We need a care system that is more consistent, with less variability, and one in which people feel that services are working for them, not against them. In this context, I welcome the Department of Health’s commitment to breaking down the barriers between health and social care to improve the outcomes and experience of users. Having a National Health Service that is free at the point of need, but a shared-responsibility system of social care, means that difficult decisions will continue to be made if this carries on. For example, in response to the Nicholson challenge, how will clinical commissioning groups ensure that the focus stays on the patient and on integration of services and not on contracting and other arrangements? Do we know what type of support managers need to make integrated services a reality? How can staff be encouraged to work collaboratively? Through this process, how can the correct values and ethos concerning the dignity and respect of patients, which we all believe in, be developed and maintained within and across organisations? There are many examples of where the consequences of having different care streams can seem extremely unfair to people. But when streams have been integrated or a more co-ordinated approach is taken, there is evidence of improved outcomes, high-quality services and better value for money, as well as the fostering of innovation. In my view, the powers proposed in Clause 192 for the health and well-being boards to support integrated working should be extended to encourage explicit joint commissioning.

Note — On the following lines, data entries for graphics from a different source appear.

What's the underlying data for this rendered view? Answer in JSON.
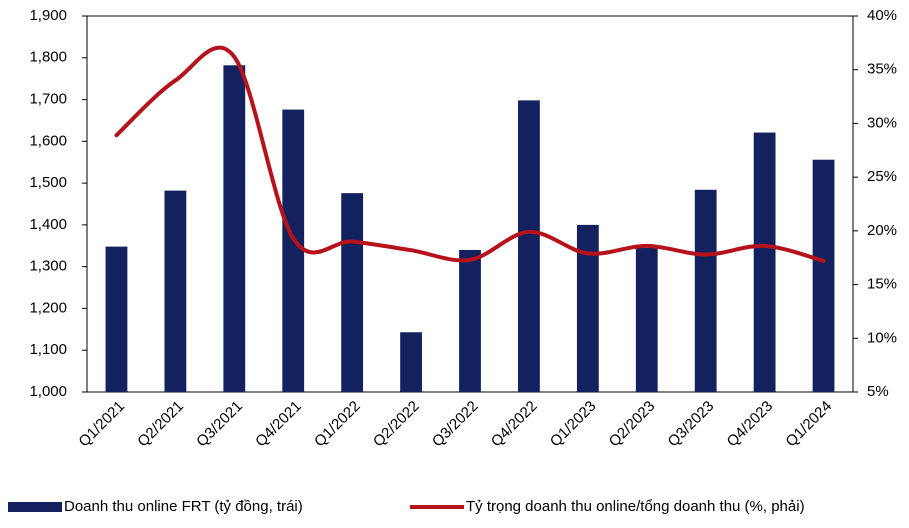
{
  "chart_data": {
    "type": "bar-line",
    "categories": [
      "Q1/2021",
      "Q2/2021",
      "Q3/2021",
      "Q4/2021",
      "Q1/2022",
      "Q2/2022",
      "Q3/2022",
      "Q4/2022",
      "Q1/2023",
      "Q2/2023",
      "Q3/2023",
      "Q4/2023",
      "Q1/2024"
    ],
    "series": [
      {
        "name": "Doanh thu online FRT (tỷ đồng, trái)",
        "type": "bar",
        "color": "#13215e",
        "values": [
          1348,
          1482,
          1782,
          1676,
          1476,
          1143,
          1340,
          1698,
          1400,
          1345,
          1484,
          1621,
          1556
        ]
      },
      {
        "name": "Tỷ trọng doanh thu online/tổng doanh thu (%, phải)",
        "type": "line",
        "axis": "y2",
        "color": "#b5121b",
        "values": [
          28.9,
          34.0,
          36.2,
          19.3,
          19.0,
          18.2,
          17.3,
          19.9,
          17.9,
          18.6,
          17.8,
          18.6,
          17.2
        ]
      }
    ],
    "ylim": [
      1000,
      1900
    ],
    "yticks": [
      {
        "value": 1000,
        "label": "1,000"
      },
      {
        "value": 1100,
        "label": "1,100"
      },
      {
        "value": 1200,
        "label": "1,200"
      },
      {
        "value": 1300,
        "label": "1,300"
      },
      {
        "value": 1400,
        "label": "1,400"
      },
      {
        "value": 1500,
        "label": "1,500"
      },
      {
        "value": 1600,
        "label": "1,600"
      },
      {
        "value": 1700,
        "label": "1,700"
      },
      {
        "value": 1800,
        "label": "1,800"
      },
      {
        "value": 1900,
        "label": "1,900"
      }
    ],
    "y2lim": [
      5,
      40
    ],
    "y2ticks": [
      {
        "value": 5,
        "label": "5%"
      },
      {
        "value": 10,
        "label": "10%"
      },
      {
        "value": 15,
        "label": "15%"
      },
      {
        "value": 20,
        "label": "20%"
      },
      {
        "value": 25,
        "label": "25%"
      },
      {
        "value": 30,
        "label": "30%"
      },
      {
        "value": 35,
        "label": "35%"
      },
      {
        "value": 40,
        "label": "40%"
      }
    ],
    "grid": false,
    "legend": "bottom"
  }
}
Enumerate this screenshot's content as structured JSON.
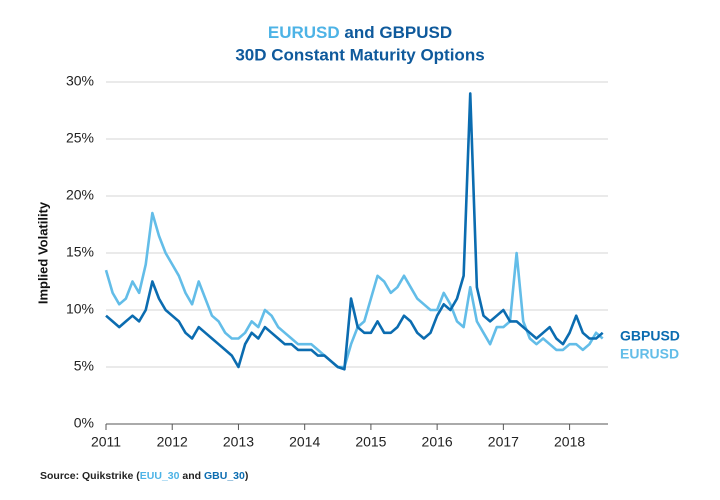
{
  "chart_data": {
    "type": "line",
    "title": [
      "EURUSD",
      "and",
      "GBPUSD"
    ],
    "subtitle": "30D Constant Maturity Options",
    "ylabel": "Implied Volatility",
    "source": [
      "Source: Quikstrike (",
      "EUU_30",
      "and",
      "GBU_30",
      ")"
    ],
    "x": [
      2011.0,
      2011.1,
      2011.2,
      2011.3,
      2011.4,
      2011.5,
      2011.6,
      2011.7,
      2011.8,
      2011.9,
      2012.0,
      2012.1,
      2012.2,
      2012.3,
      2012.4,
      2012.5,
      2012.6,
      2012.7,
      2012.8,
      2012.9,
      2013.0,
      2013.1,
      2013.2,
      2013.3,
      2013.4,
      2013.5,
      2013.6,
      2013.7,
      2013.8,
      2013.9,
      2014.0,
      2014.1,
      2014.2,
      2014.3,
      2014.4,
      2014.5,
      2014.6,
      2014.7,
      2014.8,
      2014.9,
      2015.0,
      2015.1,
      2015.2,
      2015.3,
      2015.4,
      2015.5,
      2015.6,
      2015.7,
      2015.8,
      2015.9,
      2016.0,
      2016.1,
      2016.2,
      2016.3,
      2016.4,
      2016.5,
      2016.6,
      2016.7,
      2016.8,
      2016.9,
      2017.0,
      2017.1,
      2017.2,
      2017.3,
      2017.4,
      2017.5,
      2017.6,
      2017.7,
      2017.8,
      2017.9,
      2018.0,
      2018.1,
      2018.2,
      2018.3,
      2018.4,
      2018.5
    ],
    "series": [
      {
        "name": "EURUSD",
        "color": "#63bde8",
        "values": [
          13.5,
          11.5,
          10.5,
          11,
          12.5,
          11.5,
          14,
          18.5,
          16.5,
          15,
          14,
          13,
          11.5,
          10.5,
          12.5,
          11,
          9.5,
          9,
          8,
          7.5,
          7.5,
          8,
          9,
          8.5,
          10,
          9.5,
          8.5,
          8,
          7.5,
          7,
          7,
          7,
          6.5,
          6,
          5.5,
          5,
          5,
          7,
          8.5,
          9,
          11,
          13,
          12.5,
          11.5,
          12,
          13,
          12,
          11,
          10.5,
          10,
          10,
          11.5,
          10.5,
          9,
          8.5,
          12,
          9,
          8,
          7,
          8.5,
          8.5,
          9,
          15,
          9,
          7.5,
          7,
          7.5,
          7,
          6.5,
          6.5,
          7,
          7,
          6.5,
          7,
          8,
          7.5
        ]
      },
      {
        "name": "GBPUSD",
        "color": "#0b6cb0",
        "values": [
          9.5,
          9,
          8.5,
          9,
          9.5,
          9,
          10,
          12.5,
          11,
          10,
          9.5,
          9,
          8,
          7.5,
          8.5,
          8,
          7.5,
          7,
          6.5,
          6,
          5,
          7,
          8,
          7.5,
          8.5,
          8,
          7.5,
          7,
          7,
          6.5,
          6.5,
          6.5,
          6,
          6,
          5.5,
          5,
          4.8,
          11,
          8.5,
          8,
          8,
          9,
          8,
          8,
          8.5,
          9.5,
          9,
          8,
          7.5,
          8,
          9.5,
          10.5,
          10,
          11,
          13,
          29,
          12,
          9.5,
          9,
          9.5,
          10,
          9,
          9,
          8.5,
          8,
          7.5,
          8,
          8.5,
          7.5,
          7,
          8,
          9.5,
          8,
          7.5,
          7.5,
          8
        ]
      }
    ],
    "xlim": [
      2011,
      2018.58
    ],
    "xticks": [
      2011,
      2012,
      2013,
      2014,
      2015,
      2016,
      2017,
      2018
    ],
    "ylim": [
      0,
      30
    ],
    "yticks": [
      {
        "value": 0,
        "label": "0%"
      },
      {
        "value": 5,
        "label": "5%"
      },
      {
        "value": 10,
        "label": "10%"
      },
      {
        "value": 15,
        "label": "15%"
      },
      {
        "value": 20,
        "label": "20%"
      },
      {
        "value": 25,
        "label": "25%"
      },
      {
        "value": 30,
        "label": "30%"
      }
    ],
    "grid": true,
    "legend": "right"
  }
}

In support for innovation in Part 5, greater regard should be given to the role that service and technology solutions, for example, can have in breaking down traditional boundaries and in encouraging better integration of health and social care services. All generations, including older people, are having their lives transformed by the dramatic changes that we daily witness in communications technology, yet in the UK the adoption of telehealth into health and social care, particularly in prevention and intervention, has sometimes been much slower than in many countries in the industrialised world. In other parts of the world, we have clear evidence of the key role that these systems play in the prevention of ill health, in self-management, in the provision of improved outcomes and in dependence for service users and efficiency savings for the taxpayer. As part of the overall redesign of care, this represents a vital element in the shift towards more preventive care, reducing the imbalance between hospital and primary care spend and making better use of scarce clinical resources. Better integration should facilitate such innovations and would go a long way to making health and social care more self-directed and giving a boost to the personalisation agenda. Integration deserves to be more than a footnote in this Bill. It could be the cornerstone of better quality, value for money and patient-centred care.